Luxury Beauty Brands On Amazon
Many luxury brands have resisted the lure of selling on Amazon
Now these brands are playing catch up. Practically all shopping activities shifted online during lockdown, and some of those behaviors are going to stick. High-end department stores like Neiman Marcus have filed for Chapter 11 bankruptcy protection, and we’re only seeing the start of that.
But customers are buying luxury beauty items on Amazon, and they have been for some time. Sales on Amazon of products from prestige brands like La Mer, Chanel, and Dior are still brisk in recent months. The lipstick effect is at play, and customers who desire a small indulgence during hard times are not necessarily the same ones who would be buying up Birkin bags.
A Salvation For Prestige Brands: Brand Gating
Amazon’s “Premium Beauty” program has a unique benefit for the brands that are enrolled: brand gating. This means that Amazon will restrict third-party resellers from selling gated brands’ products.

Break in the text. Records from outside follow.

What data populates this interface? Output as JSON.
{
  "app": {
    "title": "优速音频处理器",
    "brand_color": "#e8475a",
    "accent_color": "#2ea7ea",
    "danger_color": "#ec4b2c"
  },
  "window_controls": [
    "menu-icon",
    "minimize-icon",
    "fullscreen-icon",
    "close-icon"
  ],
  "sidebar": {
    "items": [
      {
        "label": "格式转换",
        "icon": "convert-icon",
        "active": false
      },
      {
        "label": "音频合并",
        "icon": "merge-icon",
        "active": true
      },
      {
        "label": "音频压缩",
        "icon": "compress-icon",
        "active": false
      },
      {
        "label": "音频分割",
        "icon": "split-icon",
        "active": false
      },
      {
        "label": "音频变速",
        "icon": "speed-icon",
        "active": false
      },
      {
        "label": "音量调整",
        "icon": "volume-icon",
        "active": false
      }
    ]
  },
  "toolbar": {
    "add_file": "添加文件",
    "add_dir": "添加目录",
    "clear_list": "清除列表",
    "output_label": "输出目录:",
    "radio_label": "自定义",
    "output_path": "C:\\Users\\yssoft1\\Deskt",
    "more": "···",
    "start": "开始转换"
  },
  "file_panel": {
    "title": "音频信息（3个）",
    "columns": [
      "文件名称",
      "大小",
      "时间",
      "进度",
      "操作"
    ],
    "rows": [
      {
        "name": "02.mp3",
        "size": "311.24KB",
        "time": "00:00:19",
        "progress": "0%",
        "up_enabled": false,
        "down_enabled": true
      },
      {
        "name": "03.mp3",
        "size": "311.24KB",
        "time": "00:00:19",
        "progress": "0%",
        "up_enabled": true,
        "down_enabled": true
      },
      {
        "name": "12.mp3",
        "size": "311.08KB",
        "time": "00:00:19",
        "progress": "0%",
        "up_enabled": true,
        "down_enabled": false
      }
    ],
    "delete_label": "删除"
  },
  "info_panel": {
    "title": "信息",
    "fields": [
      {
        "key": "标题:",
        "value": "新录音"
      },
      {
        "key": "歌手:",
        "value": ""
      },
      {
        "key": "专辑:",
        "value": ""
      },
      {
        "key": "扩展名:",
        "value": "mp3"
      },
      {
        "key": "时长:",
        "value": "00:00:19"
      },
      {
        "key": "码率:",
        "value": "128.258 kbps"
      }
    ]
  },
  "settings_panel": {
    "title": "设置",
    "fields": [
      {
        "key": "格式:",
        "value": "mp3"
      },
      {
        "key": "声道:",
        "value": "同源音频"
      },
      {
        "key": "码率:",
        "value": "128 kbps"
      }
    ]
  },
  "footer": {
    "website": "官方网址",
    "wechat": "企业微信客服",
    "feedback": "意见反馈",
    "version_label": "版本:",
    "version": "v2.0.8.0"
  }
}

The program solves huge headaches for brands, including channel conflict that comes from under-pricing products, the potential for resellers to be selling expired items, using off-brand product and brand content, and providing a poor customer experience that damages the brand.
Amazon offers gating to a tiny number of brands, typically high-end ones that experience a lot of counterfeiting like Apple and other high-end consumer electronics brands. Amazon famously refused to provide brand gating to Birkenstock, ultimately prompting the footwear company to abandon the platform. Amazon actually agreed to provide gating services to Nike, but this didn’t appear to eventuate and Nike also stopped selling on Amazon directly.
So why did Amazon carve out an exception for an entire category of products? It was the only way that Amazon could lure the likes of Chanel, La Mer and Dior onto the platform—thus encouraging other prestige beauty brands to bite the bullet. Amazon understands the effect of FOMO very well. Once they can attract a few high-ticket brands in a category, others will follow in order to not miss out.
The effectiveness of gating
In our experience at my company Bobsled Marketing, brand gating has been very effective for prestige beauty brands. It can take a little time to onboard—up to six months—but once a brand is enrolled, the effects are dramatic. One brand only had control of the Buy Box (the algorithm that determines which party gets the sale) 40% to 60% of the time prior to gating; after gating this increased to over 90%.
It’s not a perfect system, and most brands in the program still need to monitor their product listings and report offenders to the Amazon program manager. But the volume of resellers on product listings is dramatically lower, and Amazon will remove these sellers from listings themselves rather than the brand needing to contact the reseller.
The Amazon toolkit
Selling directly on Amazon opens up a world of merchandising and marketing opportunities for brands. Amazon, now the third-largest advertising platform behind Facebook and Google, has invested in advertising vehicles that span the full “funnel,” from brand awareness to targeting competitors to retargeting past buyers when they are due to restock.
Brands can also create ever-richer product and brand content through branded stores, live video streams, and Instagram-like “posts.”
Still, Amazon offers a uniform experience for brands and shoppers. Brands cannot customize the experience to any degree close to what they could on their own e-commerce site—no sampling, no way to interact with customers pre-purchase, little insight on the customer journey.
Revlon was one of the first movers of nationally sold luxury brands that are also sold on Amazon. Oshiya Savur, head of U.S. marketing and education, luxury division at Revlon, says that prestige beauty brands may have hesitated to be on Amazon because they could not control the shopping experience. “Coffee filters appear in the same way as a lipstick—the romance is lost,” she said.
Brands also don’t get to develop a one-to-one experience with customers: Amazon shoppers are Amazon’s customers. That extends to the amount and quality of data that brands can collect on Amazon. While the data set is improving, Amazon is one of many digital “walled gardens” that brands need to contend with.
Luxury brands in other categories don’t fare as well
Amazon has made efforts to cut through in other luxury categories, especially fashion. This year, Amazon and Vogue partnered on a program called Common Threads, a digital storefront for alumni of its Vogue/CFDA Fashion Fund competition. The Cut reported that some designers have seen success from a selling on the site, but the response from the industry overall was lukewarm.
To be successful in other luxury categories, Amazon needs to take a leaf from its already successful Premium Beauty program: offering features and assurances combined with its 50% market share of e-commerce sales that brands won’t be able to resist.